The Baltic states, which split from the Soviet Union in 1991 and joined the NATO military alliance, are also worried about the Mistral sale and U.S. Defense Secretary Robert Gates has raised the issue with his French counterpart Herve Morin.

Lithuania last week said it was assured by Paris that any warships sold would be stripped of military technology but without the technology the ship may not interest the Russians.


On Iran, the Kremlin official said he did not expect the two presidents to “delve into the details” of any sanctions package but would discuss cooperation at the U.N. Security Council.

Russia, which does significant trade with Iran, said last week it would not accept “crippling” sanctions against Tehran but has not said what form it might support.

Warmer relations between Paris and Moscow under Sarkozy have helped business between the two nations.
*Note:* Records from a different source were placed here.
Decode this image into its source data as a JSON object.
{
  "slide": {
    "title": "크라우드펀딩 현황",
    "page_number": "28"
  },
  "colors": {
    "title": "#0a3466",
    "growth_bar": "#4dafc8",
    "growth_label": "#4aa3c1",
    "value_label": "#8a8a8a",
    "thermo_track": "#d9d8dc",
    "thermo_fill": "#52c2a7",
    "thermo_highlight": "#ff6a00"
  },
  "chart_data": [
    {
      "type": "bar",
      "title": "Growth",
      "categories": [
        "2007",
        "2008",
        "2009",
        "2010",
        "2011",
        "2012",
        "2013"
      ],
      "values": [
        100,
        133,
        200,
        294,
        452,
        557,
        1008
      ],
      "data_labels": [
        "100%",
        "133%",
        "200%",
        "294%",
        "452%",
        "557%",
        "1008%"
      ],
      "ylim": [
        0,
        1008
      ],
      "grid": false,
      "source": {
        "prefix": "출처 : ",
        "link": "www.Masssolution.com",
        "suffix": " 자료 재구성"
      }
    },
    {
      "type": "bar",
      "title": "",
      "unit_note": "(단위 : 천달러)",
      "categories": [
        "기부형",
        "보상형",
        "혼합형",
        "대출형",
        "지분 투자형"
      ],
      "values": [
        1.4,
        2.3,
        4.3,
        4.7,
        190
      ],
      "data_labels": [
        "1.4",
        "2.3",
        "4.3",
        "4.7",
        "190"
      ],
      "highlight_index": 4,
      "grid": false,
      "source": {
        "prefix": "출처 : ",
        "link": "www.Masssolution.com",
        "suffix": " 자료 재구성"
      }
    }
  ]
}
Further agreements on energy cooperation under which Russian gas export monopoly Gazprom will increase its exports to France will be inked during the visit, the Kremlin official added.

Medvedev signaled in an interview with French weekly magazine Paris Match that he would also revisit his plan for a new, binding security treaty for Europe to supplant NATO.

The proposal, which he first aired in Germany in 2008, has generated little interest from European states, some of whom say it is a rehash of Soviet-era attempts to draw Europe from the United States and give Moscow veto power in its security.